Presentation on theme: "King James VI of Scotland and I of England By: Sonja Solomon."— Presentation transcript:
King James VI of Scotland and I of England By: Sonja Solomon
Early Life Born: June 19 th, 1566 in Edinburgh Castle in Scotland Mother: Mary Stuart, more common known as Mary Queen of Scots Father: Lord Darnley Only Child Name “Charles James” came from James’ godfather Charles IX of France Lord Darnley and Mary Queen of Scots Edinburgh Castle
Early Life continued He automatically became Duke of Rothesay and the Prince/Great Steward of Scotland when he was born. His father, Lord Darnley, was murdered in Feb. of 1567. Mary remarried and quickly became unpopular. In July of 1567, Mary was arrested, imprisoned, and forced to give up the Scottish throne to James, who was still an infant.
Childhood On July 29 th, 1567, James was formally crowned James VI, King of Scotland, at the age of 13 months. While he was young, regents held the power of the throne. By age 8, James was fluent in French, Latin, and some English. He was brought up with Protestant teachings, which were against most of the Catholic Scottish ruling class.
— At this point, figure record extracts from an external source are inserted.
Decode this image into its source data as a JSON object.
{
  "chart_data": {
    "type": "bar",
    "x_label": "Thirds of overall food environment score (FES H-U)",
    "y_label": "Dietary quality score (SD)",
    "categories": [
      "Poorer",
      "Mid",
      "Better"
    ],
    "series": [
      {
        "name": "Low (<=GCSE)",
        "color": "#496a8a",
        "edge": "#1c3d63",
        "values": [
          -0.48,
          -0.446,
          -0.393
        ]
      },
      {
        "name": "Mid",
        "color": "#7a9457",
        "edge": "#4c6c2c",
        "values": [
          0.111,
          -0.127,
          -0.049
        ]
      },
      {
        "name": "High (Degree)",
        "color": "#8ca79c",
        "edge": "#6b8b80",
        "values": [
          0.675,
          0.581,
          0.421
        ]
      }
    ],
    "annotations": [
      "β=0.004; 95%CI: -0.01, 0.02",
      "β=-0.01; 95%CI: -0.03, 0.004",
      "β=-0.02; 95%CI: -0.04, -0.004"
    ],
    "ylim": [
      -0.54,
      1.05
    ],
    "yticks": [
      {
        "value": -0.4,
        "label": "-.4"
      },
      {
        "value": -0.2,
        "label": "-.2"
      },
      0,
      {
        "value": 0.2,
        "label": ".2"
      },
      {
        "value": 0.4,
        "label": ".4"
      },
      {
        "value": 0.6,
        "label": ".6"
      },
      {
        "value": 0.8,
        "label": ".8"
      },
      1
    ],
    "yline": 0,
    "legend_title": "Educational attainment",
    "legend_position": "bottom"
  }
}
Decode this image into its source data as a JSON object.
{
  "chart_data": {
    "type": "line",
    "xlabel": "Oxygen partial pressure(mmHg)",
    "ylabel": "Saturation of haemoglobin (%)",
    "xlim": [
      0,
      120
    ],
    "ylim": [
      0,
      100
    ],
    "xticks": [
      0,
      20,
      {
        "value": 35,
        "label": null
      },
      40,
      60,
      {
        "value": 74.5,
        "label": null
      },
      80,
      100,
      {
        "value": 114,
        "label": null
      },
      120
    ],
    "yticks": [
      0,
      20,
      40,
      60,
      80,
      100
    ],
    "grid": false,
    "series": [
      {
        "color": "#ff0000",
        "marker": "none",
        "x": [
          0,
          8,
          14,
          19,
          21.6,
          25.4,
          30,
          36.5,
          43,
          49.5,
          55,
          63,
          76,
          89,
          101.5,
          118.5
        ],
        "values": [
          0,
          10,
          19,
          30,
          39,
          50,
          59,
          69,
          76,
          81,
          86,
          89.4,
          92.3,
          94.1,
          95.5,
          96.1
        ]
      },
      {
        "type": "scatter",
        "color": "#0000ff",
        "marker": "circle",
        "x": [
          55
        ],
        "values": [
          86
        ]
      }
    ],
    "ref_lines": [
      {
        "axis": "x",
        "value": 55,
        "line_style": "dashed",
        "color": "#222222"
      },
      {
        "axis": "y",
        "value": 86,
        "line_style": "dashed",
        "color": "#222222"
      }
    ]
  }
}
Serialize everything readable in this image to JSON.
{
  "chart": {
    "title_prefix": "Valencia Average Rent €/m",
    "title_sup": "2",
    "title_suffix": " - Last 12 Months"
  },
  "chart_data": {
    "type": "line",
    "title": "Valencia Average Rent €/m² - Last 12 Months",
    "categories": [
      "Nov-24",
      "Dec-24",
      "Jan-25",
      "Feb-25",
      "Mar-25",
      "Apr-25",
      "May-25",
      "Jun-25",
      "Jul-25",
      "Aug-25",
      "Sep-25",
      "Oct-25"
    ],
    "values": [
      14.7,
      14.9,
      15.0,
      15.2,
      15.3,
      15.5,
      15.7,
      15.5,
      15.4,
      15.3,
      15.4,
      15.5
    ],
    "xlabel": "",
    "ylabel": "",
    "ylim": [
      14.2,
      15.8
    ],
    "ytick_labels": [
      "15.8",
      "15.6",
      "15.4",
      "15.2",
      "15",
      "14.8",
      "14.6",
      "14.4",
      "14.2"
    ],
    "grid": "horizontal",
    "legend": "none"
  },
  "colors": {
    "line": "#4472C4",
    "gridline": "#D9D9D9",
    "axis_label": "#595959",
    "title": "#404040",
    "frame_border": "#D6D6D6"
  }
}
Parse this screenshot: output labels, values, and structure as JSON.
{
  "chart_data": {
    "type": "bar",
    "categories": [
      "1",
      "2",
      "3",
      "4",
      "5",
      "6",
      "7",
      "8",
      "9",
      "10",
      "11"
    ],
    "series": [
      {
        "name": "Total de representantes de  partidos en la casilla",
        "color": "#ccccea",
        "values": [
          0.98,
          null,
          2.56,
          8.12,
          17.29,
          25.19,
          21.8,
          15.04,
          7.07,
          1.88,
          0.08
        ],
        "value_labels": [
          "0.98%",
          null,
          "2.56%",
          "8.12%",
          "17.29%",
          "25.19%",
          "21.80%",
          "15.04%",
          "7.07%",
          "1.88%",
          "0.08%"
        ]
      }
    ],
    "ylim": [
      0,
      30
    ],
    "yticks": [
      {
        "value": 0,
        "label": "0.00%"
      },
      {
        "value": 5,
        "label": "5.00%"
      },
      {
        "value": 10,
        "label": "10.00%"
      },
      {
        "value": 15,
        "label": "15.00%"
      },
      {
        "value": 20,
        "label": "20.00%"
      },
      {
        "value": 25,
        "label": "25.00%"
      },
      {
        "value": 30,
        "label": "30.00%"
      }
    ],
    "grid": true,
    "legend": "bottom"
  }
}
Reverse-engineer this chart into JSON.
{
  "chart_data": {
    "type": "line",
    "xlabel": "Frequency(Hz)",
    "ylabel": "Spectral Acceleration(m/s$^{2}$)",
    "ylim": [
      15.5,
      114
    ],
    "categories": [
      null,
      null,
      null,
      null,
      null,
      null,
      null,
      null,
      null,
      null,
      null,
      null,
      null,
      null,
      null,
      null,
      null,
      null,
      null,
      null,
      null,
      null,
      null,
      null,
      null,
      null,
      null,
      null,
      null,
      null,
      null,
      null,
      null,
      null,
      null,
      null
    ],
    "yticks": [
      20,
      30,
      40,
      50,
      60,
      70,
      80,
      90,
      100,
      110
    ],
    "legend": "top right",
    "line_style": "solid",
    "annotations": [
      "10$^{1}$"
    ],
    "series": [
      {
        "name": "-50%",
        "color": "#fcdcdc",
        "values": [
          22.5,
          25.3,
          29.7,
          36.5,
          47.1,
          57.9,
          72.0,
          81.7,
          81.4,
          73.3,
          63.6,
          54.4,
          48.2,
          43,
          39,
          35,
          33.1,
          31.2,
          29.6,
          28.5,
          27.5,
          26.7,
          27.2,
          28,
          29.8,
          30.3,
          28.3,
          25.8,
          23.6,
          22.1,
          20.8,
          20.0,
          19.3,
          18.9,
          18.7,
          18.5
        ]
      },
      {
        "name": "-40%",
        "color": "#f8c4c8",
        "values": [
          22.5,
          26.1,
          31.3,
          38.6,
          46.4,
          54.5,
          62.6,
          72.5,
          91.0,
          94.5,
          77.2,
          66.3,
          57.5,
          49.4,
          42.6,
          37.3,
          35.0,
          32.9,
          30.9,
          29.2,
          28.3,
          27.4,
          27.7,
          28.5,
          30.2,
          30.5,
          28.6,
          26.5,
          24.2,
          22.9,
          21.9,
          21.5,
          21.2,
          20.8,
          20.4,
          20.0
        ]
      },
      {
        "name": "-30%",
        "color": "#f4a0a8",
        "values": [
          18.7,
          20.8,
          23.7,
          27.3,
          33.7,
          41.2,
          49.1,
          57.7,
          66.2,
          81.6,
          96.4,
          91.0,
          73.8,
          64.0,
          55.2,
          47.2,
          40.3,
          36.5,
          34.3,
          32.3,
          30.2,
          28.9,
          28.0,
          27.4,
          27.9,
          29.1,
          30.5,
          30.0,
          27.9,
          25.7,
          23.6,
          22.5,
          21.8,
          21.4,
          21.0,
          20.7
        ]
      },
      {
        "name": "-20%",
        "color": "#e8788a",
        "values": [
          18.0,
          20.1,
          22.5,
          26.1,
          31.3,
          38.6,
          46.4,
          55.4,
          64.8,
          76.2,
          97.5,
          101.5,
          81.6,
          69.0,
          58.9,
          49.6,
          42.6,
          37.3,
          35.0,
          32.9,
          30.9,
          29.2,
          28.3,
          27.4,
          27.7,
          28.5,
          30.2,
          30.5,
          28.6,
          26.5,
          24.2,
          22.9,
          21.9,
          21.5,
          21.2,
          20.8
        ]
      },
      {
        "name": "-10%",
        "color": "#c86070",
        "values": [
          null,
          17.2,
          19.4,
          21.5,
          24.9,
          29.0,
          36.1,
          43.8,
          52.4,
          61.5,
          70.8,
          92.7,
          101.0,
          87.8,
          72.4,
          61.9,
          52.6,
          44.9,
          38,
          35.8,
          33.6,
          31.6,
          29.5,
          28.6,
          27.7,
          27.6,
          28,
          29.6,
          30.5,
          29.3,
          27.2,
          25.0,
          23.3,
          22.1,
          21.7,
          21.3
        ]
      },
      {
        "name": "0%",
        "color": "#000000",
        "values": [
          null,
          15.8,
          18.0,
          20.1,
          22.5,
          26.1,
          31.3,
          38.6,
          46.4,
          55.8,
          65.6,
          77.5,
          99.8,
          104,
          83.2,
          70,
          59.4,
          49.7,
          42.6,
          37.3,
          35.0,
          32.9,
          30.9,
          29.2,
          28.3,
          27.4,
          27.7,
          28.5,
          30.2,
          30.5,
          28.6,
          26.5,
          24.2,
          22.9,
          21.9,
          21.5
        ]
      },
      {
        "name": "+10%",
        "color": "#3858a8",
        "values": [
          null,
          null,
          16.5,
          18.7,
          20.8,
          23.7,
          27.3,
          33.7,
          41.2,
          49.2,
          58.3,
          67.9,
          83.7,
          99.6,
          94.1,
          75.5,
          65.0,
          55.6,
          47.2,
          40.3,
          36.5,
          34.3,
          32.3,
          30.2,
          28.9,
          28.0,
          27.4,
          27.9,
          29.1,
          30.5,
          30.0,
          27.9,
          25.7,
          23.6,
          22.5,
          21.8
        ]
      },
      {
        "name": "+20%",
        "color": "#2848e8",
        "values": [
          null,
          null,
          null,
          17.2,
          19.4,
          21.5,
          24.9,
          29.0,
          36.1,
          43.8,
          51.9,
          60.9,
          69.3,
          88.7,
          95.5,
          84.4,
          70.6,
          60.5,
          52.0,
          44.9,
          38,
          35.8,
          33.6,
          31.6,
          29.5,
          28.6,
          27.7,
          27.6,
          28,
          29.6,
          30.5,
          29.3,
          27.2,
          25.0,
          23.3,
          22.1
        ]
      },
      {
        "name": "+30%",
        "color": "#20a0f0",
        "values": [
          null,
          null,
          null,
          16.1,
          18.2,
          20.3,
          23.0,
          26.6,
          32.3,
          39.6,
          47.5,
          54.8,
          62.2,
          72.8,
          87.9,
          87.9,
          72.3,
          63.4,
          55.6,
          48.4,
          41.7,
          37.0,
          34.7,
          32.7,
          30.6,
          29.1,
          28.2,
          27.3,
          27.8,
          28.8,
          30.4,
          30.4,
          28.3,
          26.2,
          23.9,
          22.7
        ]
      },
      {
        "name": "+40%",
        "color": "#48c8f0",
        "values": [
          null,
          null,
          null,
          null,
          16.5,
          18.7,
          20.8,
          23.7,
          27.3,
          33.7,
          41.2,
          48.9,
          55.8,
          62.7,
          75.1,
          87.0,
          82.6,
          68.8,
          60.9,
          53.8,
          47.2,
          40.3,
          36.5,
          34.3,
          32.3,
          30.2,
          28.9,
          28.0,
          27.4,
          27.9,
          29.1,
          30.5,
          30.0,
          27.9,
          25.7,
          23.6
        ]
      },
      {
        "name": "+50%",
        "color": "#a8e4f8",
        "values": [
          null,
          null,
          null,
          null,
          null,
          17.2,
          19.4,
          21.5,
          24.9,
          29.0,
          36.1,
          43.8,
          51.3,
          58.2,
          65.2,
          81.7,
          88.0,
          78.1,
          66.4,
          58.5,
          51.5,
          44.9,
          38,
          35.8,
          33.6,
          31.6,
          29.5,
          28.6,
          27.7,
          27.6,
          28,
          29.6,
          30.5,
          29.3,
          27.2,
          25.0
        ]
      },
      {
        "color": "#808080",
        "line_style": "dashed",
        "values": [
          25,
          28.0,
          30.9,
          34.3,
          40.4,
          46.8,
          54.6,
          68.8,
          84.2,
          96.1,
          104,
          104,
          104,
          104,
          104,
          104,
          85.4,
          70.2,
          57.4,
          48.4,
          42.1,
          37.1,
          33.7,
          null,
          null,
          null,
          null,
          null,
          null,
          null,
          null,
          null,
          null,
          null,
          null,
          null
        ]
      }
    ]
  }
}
Marriage King James married Princess Anne of Denmark and Norway in 1589. The couple had 8 living children but only 3 survived infancy. His children were; Henry, Prince of Wales, who died at age 19 from typhoid, Charles, who would later become Charles I and succeed his father, and Elizabeth, who would later become Queen of Bohemia. Princess Anne of Denmark
Ascent to English Throne James and his mother, Mary, were both close relatives of Queen Elizabeth, so they had a good chance of becoming the next ruler. Mary was executed in 1587 for suspected association with a plot to kill Elizabeth. Queen Elizabeth I died in 1603. James and Anne were named King and Queen of England on July 25 th, 1603 at Westminster Abbey.
Rule of England Scotland and England had been rivals for many hundreds of years as they were both situated on the same island. James was not very popular in England because of his Scottish upbringing. He was also unpopular due to his personality. He was selfish, witty, and fiercely believed in the divine right of Kings.
Rule of England continued James was not popular with Parliament either. He was a huge spender and often favored people he was fond of. He gave away land and money to people he liked even if they didn’t deserve the gifts. The relationship between James and Parliament slowly degraded throughout James’ rule. James began to love the theater through his wife, Anne. He became a patron of Shakespeare’s company which changed their name to The King’s Men in honor of the King.
Gunpowder Plot of 1605 On November 5, 1605, several men were caught trying to blow up the House of Lords on a day when the king was to open session. The criminals were caught and executed but their plot sparked suspicion from the King and an anti-Catholic wave that spread through England.
Published Works Some of James’ published books include –The Essays of a Prentice in the Divine Art –His Majesties Poetical Exercises at Vacant –True Law of Free Monarchy He also wrote poems to his lovers (who were not always women). In 1611, James published an authorized version of the Bible known as the King James Edition. This edition of the Bible was translated into English.
Anne’s Death and James’ fall in power Queen Anne died in 1619 and was buried at Westminster Abbey. James became senile in the last years of his reign. Before he died, James left his successor a foreign war, and events that would lead to an English Civil War.
Death and Succession King James died at Theobald’s House in 1625. His death was probably brought on by kidney failure or stroke. He was buried in Westminster Abbey. His son, Charles, succeeded James and became known as Charles I. James had ruled Scotland for 58 years and England for 22 years.